Da oggi a sabato 3 Parigi ospita il Congresso Mondiale contro la Pena di Morte, organizzato dalla Coalizione promossa nel 2002 da Comunità di Sant’Egidio, Amnesty International, Ensemble contre la Pein de Mort, e International Penal Reform.
La Comunità di Sant’Egidio, impegnata nella difesa e promozione dei diritti umani nel mondo, negli ultimi anni ha concentrato parte del suo impegno a livello internazionale nella lotta alla pena capitale: il suo Appello per una moratoria universale, che unisce personalità laiche e religiose di tutte le grandi culture e religioni mondiali, ha raccolto oltre 5 milioni di adesioni in 150 Paesi.
Intanto proprio oggi il Parlamento Europeo ha approvato a larghissima maggioranza una risoluzione per la moratoria universale immediata e senza condizioni.
Mario Marazziti, tenendo la relazione di apertura del Congresso, ha dichiarato tra l’altro:
“E’ tempo per una grande iniziativa mondiale per una moratoria universale. Lo chiediamo ai Governi e a tutti voi qui oggi impegnati. Una moratoria universale delle esecuzioni va introdotta al più presto, verso l’abolizione totale. E’ una grande offerta, un ponte con il mondo arabo islamico, è una chance per i paesi democratici che cercano una via d’uscita e sono alle prese con le contraddizioni di un sistema giudiziario che non può essere perfetto, mai. Il 2007, anche se non ce ne siamo accorti, è un anno storico. E’ l’anno in cui più di metà della popolazione del mondo ha cominciato a vivere nelle città. Nasce da questa intuizione l’iniziativa mondiale delle Città per la Vita, le Città contro la Pena di Morte. Dal 2002, il 30 novembre, data anniversario della prima abolizione della pena capitale da parte di uno stato, il Granducato di Toscana, ogni città che aderisce trasforma il suo monumento principale in un grande testimone vivente contro la pena di morte. In soli 4 anni, da poche città siamo oggi a 600 città del mondo e saranno 1000 nel 2007.
La pena di morte è una scorciatoia militare per questioni sociali che non si sanno affrontare. E parla sempre ai bassi istinti dell’uomo. Fondarne il rifiuto o la necessità sui sondaggi di opinione pubblica è in linea con una storia di pogrom e linciaggi, abbassa il ruolo dei Parlamenti e affonda leadership, umanesimo e democrazie a populismo plebiscitario.
Si dice di combattere la morte ma in realtà la si legittima al livello più alto, quello dello Stato. Cresce così una cultura di morte.
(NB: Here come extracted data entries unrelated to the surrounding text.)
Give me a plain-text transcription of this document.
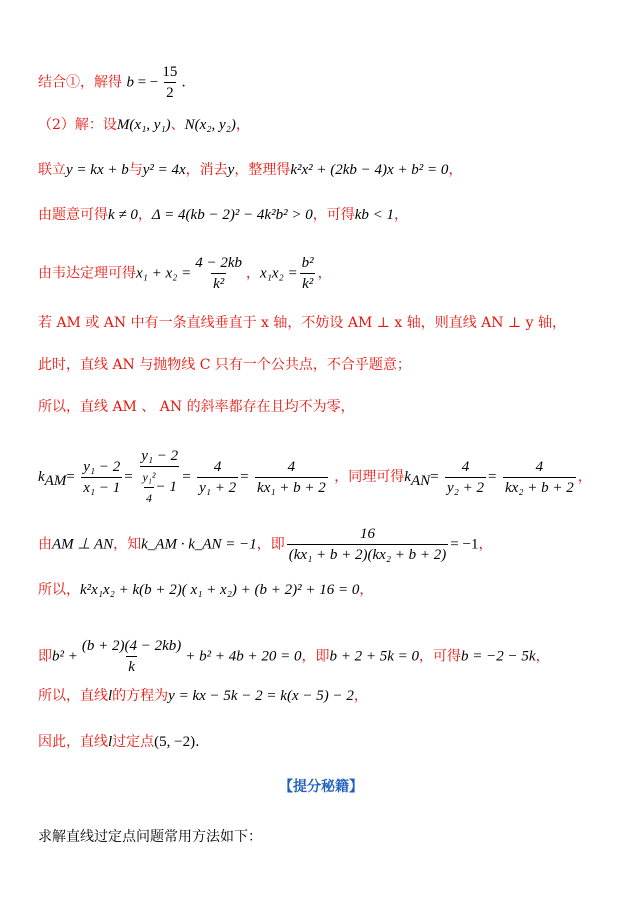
结合①，解得 b = − $\frac{15}{2}$ .
（2）解：设M(x₁, y₁)、N(x₂, y₂)，
联立y = kx + b与y² = 4x，消去y，整理得k²x² + (2kb − 4)x + b² = 0，
由题意可得k ≠ 0，Δ = 4(kb − 2)² − 4k²b² > 0，可得kb < 1，
由韦达定理可得$x_1 + x_2 = \frac{4 - 2kb}{\text{k²}}$ ，$x_1x_2 = \frac{\text{b²}}{\text{k²}}$ ，
若 AM 或 AN 中有一条直线垂直于 x 轴，不妨设 AM ⊥ x 轴，则直线 AN ⊥ y 轴，
此时，直线 AN 与抛物线 C 只有一个公共点，不合乎题意；
所以，直线 AM 、 AN 的斜率都存在且均不为零，
$k_{AM}= \frac{\text{y₁ − 2}}{\text{x₁ − 1}} = \frac{\text{y₁ − 2}}{\frac{\text{y₁²}}{4} - 1} = \frac{4}{\text{y₁ + 2}} = \frac{4}{\text{kx₁ + b + 2}}$ ，同理可得$k_{AN}= \frac{4}{\text{y₂ + 2}} = \frac{4}{\text{kx₂ + b + 2}}$ ，
由AM ⊥ AN，知k_AM · k_AN = −1，即 $\frac{16}{\text{(kx₁ + b + 2)(kx₂ + b + 2)}} = -1$，
所以，k²x₁x₂ + k(b + 2)( x₁ + x₂) + (b + 2)² + 16 = 0，
即$b^2 + \frac{(b + 2)(4 - 2kb)}{k} + b^2 + 4b + 20 = 0$，即b + 2 + 5k = 0，可得b = −2 − 5k，
所以，直线l的方程为y = kx − 5k − 2 = k(x − 5) − 2，
因此，直线l过定点(5, −2).
【提分秘籍】
求解直线过定点问题常用方法如下：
Non possiamo accettare che i diritti umani dipendano dalla geografia. Non è solo che se si nasce in Asia è più facile essere giustiziati che in altri continenti. Ma avviene all’interno degli stessi paesi. Lo sappiamo, negli stessi Usa metà delle esecuzioni è concentrata in Texas e metà di queste nella sola contea di Harris. C’è una dose di tortura mentale che è ineliminabile perché si muore mentalmente dieci, cento, mille volte.
La schiavitù e la tortura sono oggi ritenute barbare. Abbiamo un nuovo diritto umano da regalare al mondo per questo Terzo Millennio. Non c’è giustizia senza vita.
L’Europa è il primo continente al mondo senza la pena di morte. E’ il continente che ha sperimentato troppa morte sulla sua terra, due guerre mondiali, la Shoah, e che si è ripensato faticosamente senza guerra offensiva e senza pena di morte. Cultura laica e radici ebraico-cristiane si sono incontrati in una sintesi che conosce la riabilitazione come dimensione fondamentale della giustizia.
Per vincere questa battaglia occorre creare un grande fronte mondiale oltre i confini europei. La sfida diplomatica e culturale dei prossimi mesi, Italia e Francia per prime, deve avere per obiettivo una risoluzione presentata non solo dall’Ue, ma da paesi-chiave del Sud del mondo: tra gli altri, Sudafrica, Mozambico, Senegal, Liberia, Brasile, Messico, Cile, Cambogia, Filippine e non è impossibile pensare anche a Tunisia, Marocco, Algeria, Taiwan, abolizionisti de facto. Lavoriamo insieme. Ce la faremo”.